Оказалось, бензиновый бак, который должен лежать на кронштейнах, по вине беспечного Витьки был положен неправильно, небрежно. Одним краем он свешивался вниз и с самого начала пути касался кардана. Вращаясь, вал протер в баке дыру, и весь бензин вытек.
Мы оказались в тяжелом положении. В радиусе пятидесяти километров не было ни жилья, ни зимовья. Идти пешком в страшный, шуршащий мороз, когда слышно, как пар шелестит возле уха, по снегу без лыж, особенно в моей не очень-то теплой одежде, было бы глупо. Надежды на проходящую машину не было почти никакой: разъезжать в такую стужу здесь некому и некуда.
- У Витьки, как женился, вовсе ума не стало, - сказал Николай.
- А вроде деловой: суетится, бегает.
- Ну и что? Курице вон голову отруби - она тоже бегает.
К чести Николая, надо сказать, что он только один раз помянул безалаберного Витьку. Потом начисто забыл про него, и я увидел прежнего Николая - делового, энергичного и насмешливого.
- Пожевать чего-нибудь захватил? - спросил он.
- Нет.
- Это ничего. Не в еде дело. Застынем раньше, чем проголодаемся. До ужина застынем, - успокоительно заметил он.
- А может, будет машина?
- Навряд ли. В такую погоду умные дома сидят. А дуракам до нас не доехать.
Он открыл краник и слил из радиатора воду. Вода застывала быстро, как расплавленное олово. Я подошел было к мотору, от которого заманчиво тянуло теплом, но Николай сунул мне в руки пешню и велел пробивать лунку.

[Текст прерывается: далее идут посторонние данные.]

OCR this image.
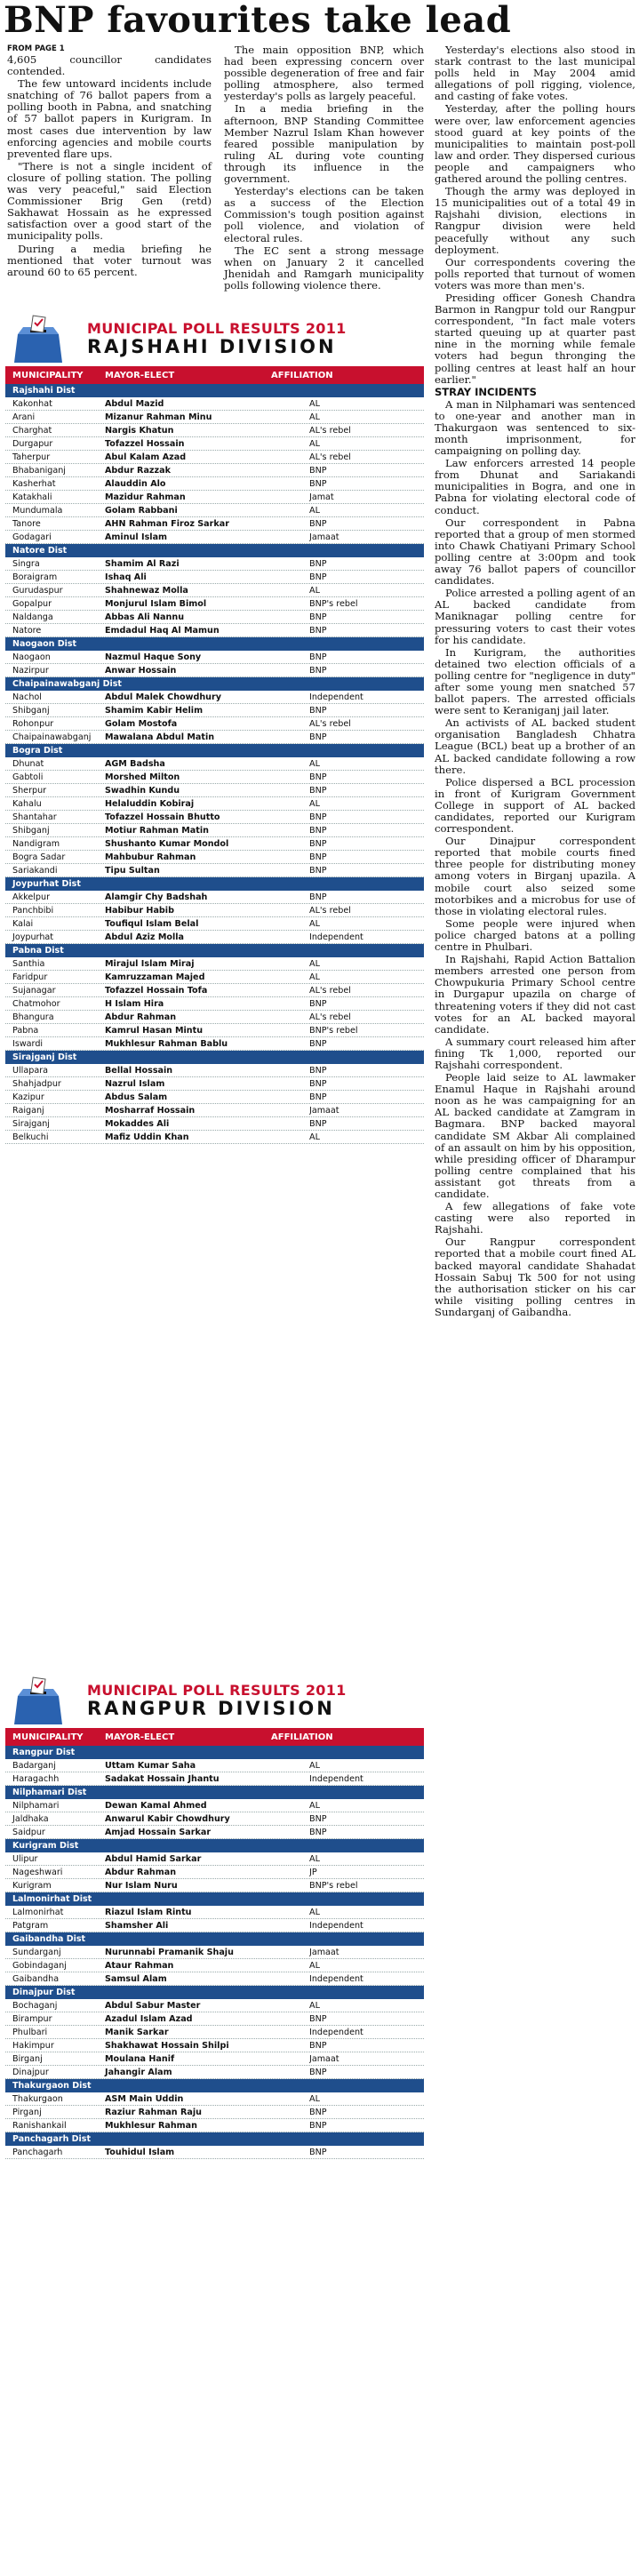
BNP favourites take lead

FROM PAGE 1

4,605 councillor candidates contended.

The few untoward incidents include snatching of 76 ballot papers from a polling booth in Pabna, and snatching of 57 ballot papers in Kurigram. In most cases due intervention by law enforcing agencies and mobile courts prevented flare ups.

"There is not a single incident of closure of polling station. The polling was very peaceful," said Election Commissioner Brig Gen (retd) Sakhawat Hossain as he expressed satisfaction over a good start of the municipality polls.

During a media briefing he mentioned that voter turnout was around 60 to 65 percent.

The main opposition BNP, which had been expressing concern over possible degeneration of free and fair polling atmosphere, also termed yesterday's polls as largely peaceful.

In a media briefing in the afternoon, BNP Standing Committee Member Nazrul Islam Khan however feared possible manipulation by ruling AL during vote counting through its influence in the government.

Yesterday's elections can be taken as a success of the Election Commission's tough position against poll violence, and violation of electoral rules.

The EC sent a strong message when on January 2 it cancelled Jhenidah and Ramgarh municipality polls following violence there.

Yesterday's elections also stood in stark contrast to the last municipal polls held in May 2004 amid allegations of poll rigging, violence, and casting of fake votes.

Yesterday, after the polling hours were over, law enforcement agencies stood guard at key points of the municipalities to maintain post-poll law and order. They dispersed curious people and campaigners who gathered around the polling centres.

Though the army was deployed in 15 municipalities out of a total 49 in Rajshahi division, elections in Rangpur division were held peacefully without any such deployment.

Our correspondents covering the polls reported that turnout of women voters was more than men's.

Presiding officer Gonesh Chandra Barmon in Rangpur told our Rangpur correspondent, "In fact male voters started queuing up at quarter past nine in the morning while female voters had begun thronging the polling centres at least half an hour earlier."

STRAY INCIDENTS

A man in Nilphamari was sentenced to one-year and another man in Thakurgaon was sentenced to six-month imprisonment, for campaigning on polling day.

Law enforcers arrested 14 people from Dhunat and Sariakandi municipalities in Bogra, and one in Pabna for violating electoral code of conduct.

Our correspondent in Pabna reported that a group of men stormed into Chawk Chatiyani Primary School polling centre at 3:00pm and took away 76 ballot papers of councillor candidates.

Police arrested a polling agent of an AL backed candidate from Maniknagar polling centre for pressuring voters to cast their votes for his candidate.

In Kurigram, the authorities detained two election officials of a polling centre for "negligence in duty" after some young men snatched 57 ballot papers. The arrested officials were sent to Keraniganj jail later.

An activists of AL backed student organisation Bangladesh Chhatra League (BCL) beat up a brother of an AL backed candidate following a row there.

Police dispersed a BCL procession in front of Kurigram Government College in support of AL backed candidates, reported our Kurigram correspondent.

Our Dinajpur correspondent reported that mobile courts fined three people for distributing money among voters in Birganj upazila. A mobile court also seized some motorbikes and a microbus for use of those in violating electoral rules.

Some people were injured when police charged batons at a polling centre in Phulbari.

In Rajshahi, Rapid Action Battalion members arrested one person from Chowpukuria Primary School centre in Durgapur upazila on charge of threatening voters if they did not cast votes for an AL backed mayoral candidate.

A summary court released him after fining Tk 1,000, reported our Rajshahi correspondent.

People laid seize to AL lawmaker Enamul Haque in Rajshahi around noon as he was campaigning for an AL backed candidate at Zamgram in Bagmara. BNP backed mayoral candidate SM Akbar Ali complained of an assault on him by his opposition, while presiding officer of Dharampur polling centre complained that his assistant got threats from a candidate.

A few allegations of fake vote casting were also reported in Rajshahi.

Our Rangpur correspondent reported that a mobile court fined AL backed mayoral candidate Shahadat Hossain Sabuj Tk 500 for not using the authorisation sticker on his car while visiting polling centres in Sundarganj of Gaibandha.

MUNICIPAL POLL RESULTS 2011
RAJSHAHI DIVISION
MUNICIPALITY	MAYOR-ELECT	AFFILIATION
Rajshahi Dist
Kakonhat	Abdul Mazid	AL
Arani	Mizanur Rahman Minu	AL
Charghat	Nargis Khatun	AL's rebel
Durgapur	Tofazzel Hossain	AL
Taherpur	Abul Kalam Azad	AL's rebel
Bhabaniganj	Abdur Razzak	BNP
Kasherhat	Alauddin Alo	BNP
Katakhali	Mazidur Rahman	Jamat
Mundumala	Golam Rabbani	AL
Tanore	AHN Rahman Firoz Sarkar	BNP
Godagari	Aminul Islam	Jamaat
Natore Dist
Singra	Shamim Al Razi	BNP
Boraigram	Ishaq Ali	BNP
Gurudaspur	Shahnewaz Molla	AL
Gopalpur	Monjurul Islam Bimol	BNP's rebel
Naldanga	Abbas Ali Nannu	BNP
Natore	Emdadul Haq Al Mamun	BNP
Naogaon Dist
Naogaon	Nazmul Haque Sony	BNP
Nazirpur	Anwar Hossain	BNP
Chaipainawabganj Dist
Nachol	Abdul Malek Chowdhury	Independent
Shibganj	Shamim Kabir Helim	BNP
Rohonpur	Golam Mostofa	AL's rebel
Chaipainawabganj	Mawalana Abdul Matin	BNP
Bogra Dist
Dhunat	AGM Badsha	AL
Gabtoli	Morshed Milton	BNP
Sherpur	Swadhin Kundu	BNP
Kahalu	Helaluddin Kobiraj	AL
Shantahar	Tofazzel Hossain Bhutto	BNP
Shibganj	Motiur Rahman Matin	BNP
Nandigram	Shushanto Kumar Mondol	BNP
Bogra Sadar	Mahbubur Rahman	BNP
Sariakandi	Tipu Sultan	BNP
Joypurhat Dist
Akkelpur	Alamgir Chy Badshah	BNP
Panchbibi	Habibur Habib	AL's rebel
Kalai	Toufiqul Islam Belal	AL
Joypurhat	Abdul Aziz Molla	Independent
Pabna Dist
Santhia	Mirajul Islam Miraj	AL
Faridpur	Kamruzzaman Majed	AL
Sujanagar	Tofazzel Hossain Tofa	AL's rebel
Chatmohor	H Islam Hira	BNP
Bhangura	Abdur Rahman	AL's rebel
Pabna	Kamrul Hasan Mintu	BNP's rebel
Iswardi	Mukhlesur Rahman Bablu	BNP
Sirajganj Dist
Ullapara	Bellal Hossain	BNP
Shahjadpur	Nazrul Islam	BNP
Kazipur	Abdus Salam	BNP
Raiganj	Mosharraf Hossain	Jamaat
Sirajganj	Mokaddes Ali	BNP
Belkuchi	Mafiz Uddin Khan	AL
MUNICIPAL POLL RESULTS 2011
RANGPUR DIVISION
MUNICIPALITY	MAYOR-ELECT	AFFILIATION
Rangpur Dist
Badarganj	Uttam Kumar Saha	AL
Haragachh	Sadakat Hossain Jhantu	Independent
Nilphamari Dist
Nilphamari	Dewan Kamal Ahmed	AL
Jaldhaka	Anwarul Kabir Chowdhury	BNP
Saidpur	Amjad Hossain Sarkar	BNP
Kurigram Dist
Ulipur	Abdul Hamid Sarkar	AL
Nageshwari	Abdur Rahman	JP
Kurigram	Nur Islam Nuru	BNP's rebel
Lalmonirhat Dist
Lalmonirhat	Riazul Islam Rintu	AL
Patgram	Shamsher Ali	Independent
Gaibandha Dist
Sundarganj	Nurunnabi Pramanik Shaju	Jamaat
Gobindaganj	Ataur Rahman	AL
Gaibandha	Samsul Alam	Independent
Dinajpur Dist
Bochaganj	Abdul Sabur Master	AL
Birampur	Azadul Islam Azad	BNP
Phulbari	Manik Sarkar	Independent
Hakimpur	Shakhawat Hossain Shilpi	BNP
Birganj	Moulana Hanif	Jamaat
Dinajpur	Jahangir Alam	BNP
Thakurgaon Dist
Thakurgaon	ASM Main Uddin	AL
Pirganj	Raziur Rahman Raju	BNP
Ranishankail	Mukhlesur Rahman	BNP
Panchagarh Dist
Panchagarh	Touhidul Islam	BNP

- Если, на наше счастье, появится машина и дадут бензин, надо сразу заливать воду, - объяснил он. - Будем долбить по очереди.
Потом я понял: Николай заботился только о том, чтобы я возможно дольше не замерз. Ему было известно, что толщина льда здесь не меньше моего роста и добраться до воды мы вряд ли сможем.
Я работал изо всех сил. Ветер был небольшой, но каждое дуновение его пронизывало насквозь мое пальто, пиджак, свитер и три нижних рубашки, надетых одна на другую, будто вся одежда была сшита из марли.
Николай попросил бумагу и, пока я выбивал пешней скользкие льдинки, написал, как потом оказалось, два письма: одно - техноруку, другое - Аришке. Он аккуратно исписывал страницы и засовывал листок за листком под крышу кабинки.
А я все бил и бил неподатливый лед. Работа была трудная, неспорая. Казалось, что я стучу пешней давным-давно, а лунка остается совсем мелкой. Когда я позволил себе взглянуть на часы, оказалось, что прошло всего семнадцать минут.
- Устал? - спросил Николай.
Я смущенно оглянулся. Его наконец тоже пронял мороз. Уши малахая были спущены и завязаны у подбородка, ватник застегнут на все пуговицы, так что не стало видно ни белого шарфа, ни кирпичной шеи.
- Э-э, да ты застыл весь! - воскликнул он, и зачерпнув широкой ладонью снег, стал натирать мое лицо, напихивая сухой, режущий, как рашпиль, снег в ноздри, в рот, в уши, так, что я почти задохнулся.
- Не лезь! - крикнул он, увидев, что я направляюсь к кабине. - Ходи, а то уснешь!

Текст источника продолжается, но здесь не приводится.